She breaks off the brittle leaves, one by one, and places the last persimmon on a square bamboo board. It is her favorite board because it is small with rounded edges — easy to wash, perfect for small jobs, but frustrating for onions and chives that roll off onto their Formica counter.
She picks up the blue-handled knife and hesitates before slicing this perfect orb in half. It feels like a beheading, or the end of an era. She quarters it and cuts a notch away from each piece at the stem end.
Pulling down two monkey dishes, she fills them with slices. She puts a wedge into her mouth, and using her tongue to trap it between her molars, begins to mash it up. The flavor is magnificent.
She goes to the window and looks out at the tree that bore this perfect fruit, golden leaves at its feet, branches naked and sprawling. Exposed. She looks away in embarrassment. Didn’t those branches have leaves a few weeks ago? How we change from one season to the next.

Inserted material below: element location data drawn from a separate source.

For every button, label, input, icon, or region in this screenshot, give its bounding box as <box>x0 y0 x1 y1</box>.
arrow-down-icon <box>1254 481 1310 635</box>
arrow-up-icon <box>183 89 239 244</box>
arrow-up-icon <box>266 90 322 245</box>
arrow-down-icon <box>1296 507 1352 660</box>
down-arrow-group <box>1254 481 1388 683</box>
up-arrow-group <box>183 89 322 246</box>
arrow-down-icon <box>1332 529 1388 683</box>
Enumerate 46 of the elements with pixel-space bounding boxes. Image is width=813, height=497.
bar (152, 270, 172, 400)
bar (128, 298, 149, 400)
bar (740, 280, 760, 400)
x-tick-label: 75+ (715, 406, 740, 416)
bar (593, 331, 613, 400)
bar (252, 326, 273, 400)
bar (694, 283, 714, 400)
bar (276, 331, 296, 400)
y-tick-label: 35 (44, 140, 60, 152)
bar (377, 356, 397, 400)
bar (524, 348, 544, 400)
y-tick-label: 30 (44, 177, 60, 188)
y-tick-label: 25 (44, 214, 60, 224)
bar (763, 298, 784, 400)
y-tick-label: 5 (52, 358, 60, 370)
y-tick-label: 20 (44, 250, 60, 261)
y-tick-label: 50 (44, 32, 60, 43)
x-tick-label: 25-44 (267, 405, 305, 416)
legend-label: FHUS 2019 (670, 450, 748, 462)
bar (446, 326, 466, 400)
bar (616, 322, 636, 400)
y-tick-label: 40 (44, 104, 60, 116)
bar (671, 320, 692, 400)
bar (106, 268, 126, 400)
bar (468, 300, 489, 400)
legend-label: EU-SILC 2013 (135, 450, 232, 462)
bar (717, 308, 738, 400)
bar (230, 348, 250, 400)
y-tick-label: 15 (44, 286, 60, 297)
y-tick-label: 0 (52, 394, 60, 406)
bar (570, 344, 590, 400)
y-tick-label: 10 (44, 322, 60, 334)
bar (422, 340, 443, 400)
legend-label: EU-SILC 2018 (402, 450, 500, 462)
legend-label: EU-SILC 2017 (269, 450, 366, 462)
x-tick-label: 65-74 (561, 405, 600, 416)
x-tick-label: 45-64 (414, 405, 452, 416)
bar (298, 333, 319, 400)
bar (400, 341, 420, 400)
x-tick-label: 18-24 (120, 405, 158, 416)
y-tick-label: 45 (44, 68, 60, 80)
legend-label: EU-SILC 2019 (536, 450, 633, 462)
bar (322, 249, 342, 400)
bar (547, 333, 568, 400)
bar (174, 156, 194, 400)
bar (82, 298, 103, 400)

Searching her memory, she finds images from the day her husband — the man who promised to grow old with her when their hair was still thick and dark — planted this tree. She finds an impression of him digging the hole, and tries to remember helping him place the sapling, gently, into that hole.
It occurs to her that humans have only one spring, one summer, one fall, and if they’re lucky — or not, depending on your perspective — one winter. Unlike the trees, humans do not drop their leaves and grow back new ones. Instead, they continue down the same linear path from cradle to grave.
She sets the other dish next to her partner and watches him reach for this last slice of summer. “Is it spring yet?” he asks on cold mornings. “I hate winter,” she says, tugging on a pair of black fleece loungers.